I've been creating software for over 35 years, learning, practicing, teaching and writing. In the paper era (‘90s) I published about OOP/OOD on IEEE Software, the Journal of Object Oriented Programming, the C++ Report, Object Expert, etc. I still write occasionally: my latest work is an exploration of Aspect-Oriented Design at In my everyday life, I design software-intensive systems at different scales, using a number of paradigms, languages and technologies.
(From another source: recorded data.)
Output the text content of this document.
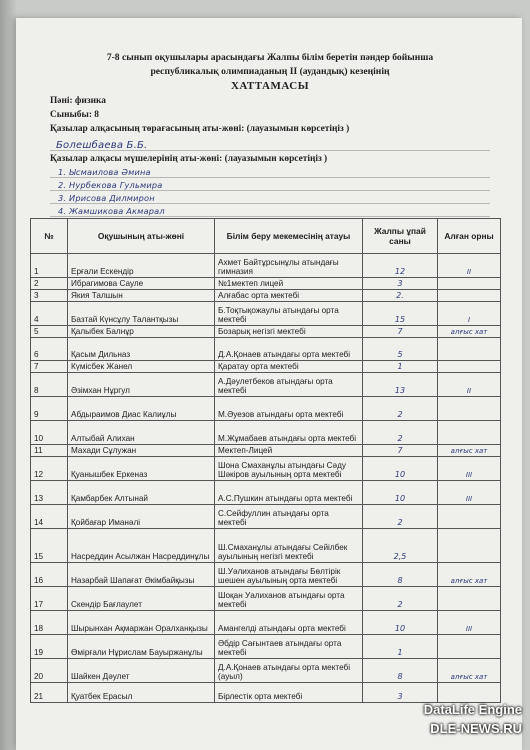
7-8 сынып оқушылары арасындағы Жалпы білім беретін пәндер бойынша
республикалық олимпиаданың II (аудандық) кезеңінің
ХАТТАМАСЫ
Пәні: физика
Сыныбы: 8
Қазылар алқасының төрағасының аты-жөні: (лауазымын көрсетіңіз )
Болешбаева Б.Б.
Қазылар алқасы мүшелерінің аты-жөні: (лауазымын көрсетіңіз )
1. Ысмаилова Әмина
2. Нурбекова Гульмира
3. Ирисова Дилмирон
4. Жамшикова Акмарал
№	Оқушының аты-жөні	Білім беру мекемесінің атауы	Жалпы ұпай саны	Алған орны
1	Ерғали Ескендір	Ахмет Байтұрсынұлы атындағы гимназия	12	II
2	Ибрагимова Сауле	№1мектеп лицей	3	
3	Якия Талшын	Алғабас орта мектебі	2.	
4	Базтай Күнсұлу Талантқызы	Б.Тоқтықожаулы атындағы орта мектебі	15	I
5	Қалыбек Балнұр	Бозарық негізгі мектебі	7	алғыс хат
6	Қасым Дильназ	Д.А.Қонаев атындағы орта мектебі	5	
7	Күмісбек Жанел	Қаратау орта мектебі	1	
8	Әзімхан Нұргул	А.Дәулетбеков атындағы орта мектебі	13	II
9	Абдыраимов Диас Калиұлы	М.Әуезов атындағы орта мектебі	2	
10	Алтыбай Алихан	М.Жұмабаев атындағы орта мектебі	2	
11	Махади Сұлужан	Мектеп-Лицей	7	алғыс хат
12	Қуанышбек Еркеназ	Шона Смаханұлы атындағы Сәду Шәкіров ауылының орта мектебі	10	III
13	Қамбарбек Алтынай	А.С.Пушкин атындағы орта мектебі	10	III
14	Қойбағар Иманәлі	С.Сейфуллин атындағы орта мектебі	2	
15	Насреддин Асылжан Насреддинұлы	Ш.Смаханұлы атындағы Сейілбек ауылының негізгі мектебі	2,5	
16	Назарбай Шапағат Әкімбайқызы	Ш.Уәлиханов атындағы Бөлтірік шешен ауылының орта мектебі	8	алғыс хат
17	Скендір Бағлаулет	Шоқан Уалиханов атындағы орта мектебі	2	
18	Шырынхан Ақмаржан Оралханқызы	Амангелді атындағы орта мектебі	10	III
19	Өмірғали Нұрислам Бауыржанұлы	Әбдір Сағынтаев атындағы орта мектебі	1	
20	Шайкен Дәулет	Д.А.Қонаев атындағы орта мектебі (ауыл)	8	алғыс хат
21	Қуатбек Ерасыл	Бірлестік орта мектебі	3	
DataLife Engine
DLE-NEWS.RU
I complement practice with a rather strong theoretical background, and I tend to go where no one has gone before.

Talk: Software Design and the Physics of Software

We often speak of software as possessing properties, usually expressed using –ilities (extendibility, reusability, scalability), or by adherence to some principle (separation of concerns, don’t repeat yourself), or defined by metrics (coupling, cohesion) or even using broad, subjective characterizations as “fragile”, “robust”, “clean”, etc.

This is also true for physical materials: we define a material as a conductor, or an insulator; as being compressible or incompressible; etc. However, a property in physics is always defined in relationship to a (generalized) force applied to the material. We speak of conductors and isolators because we have a notion of electrical current and electric potential difference; we speak of compressibility because we have a notion of compression; etc.

In software, we speak of properties like “extendibility” or “fragility” but we’re left to vernacular usage or arbitrary definitions, because the forces at play are unknown and undefined. Yet there are forces acting on our software. We just don’t know them well and we don’t use them well when we design software structures.

This talk is about a possible theory of forces in software, and how it can inform the way we design, the way we talk about design, the way we think about design. While it is necessarily broad and introductory, it also gives a few specific examples in relationship with known principles and a more precise characterization of some –ility, together with a few new concepts that form the basis of the theory itself.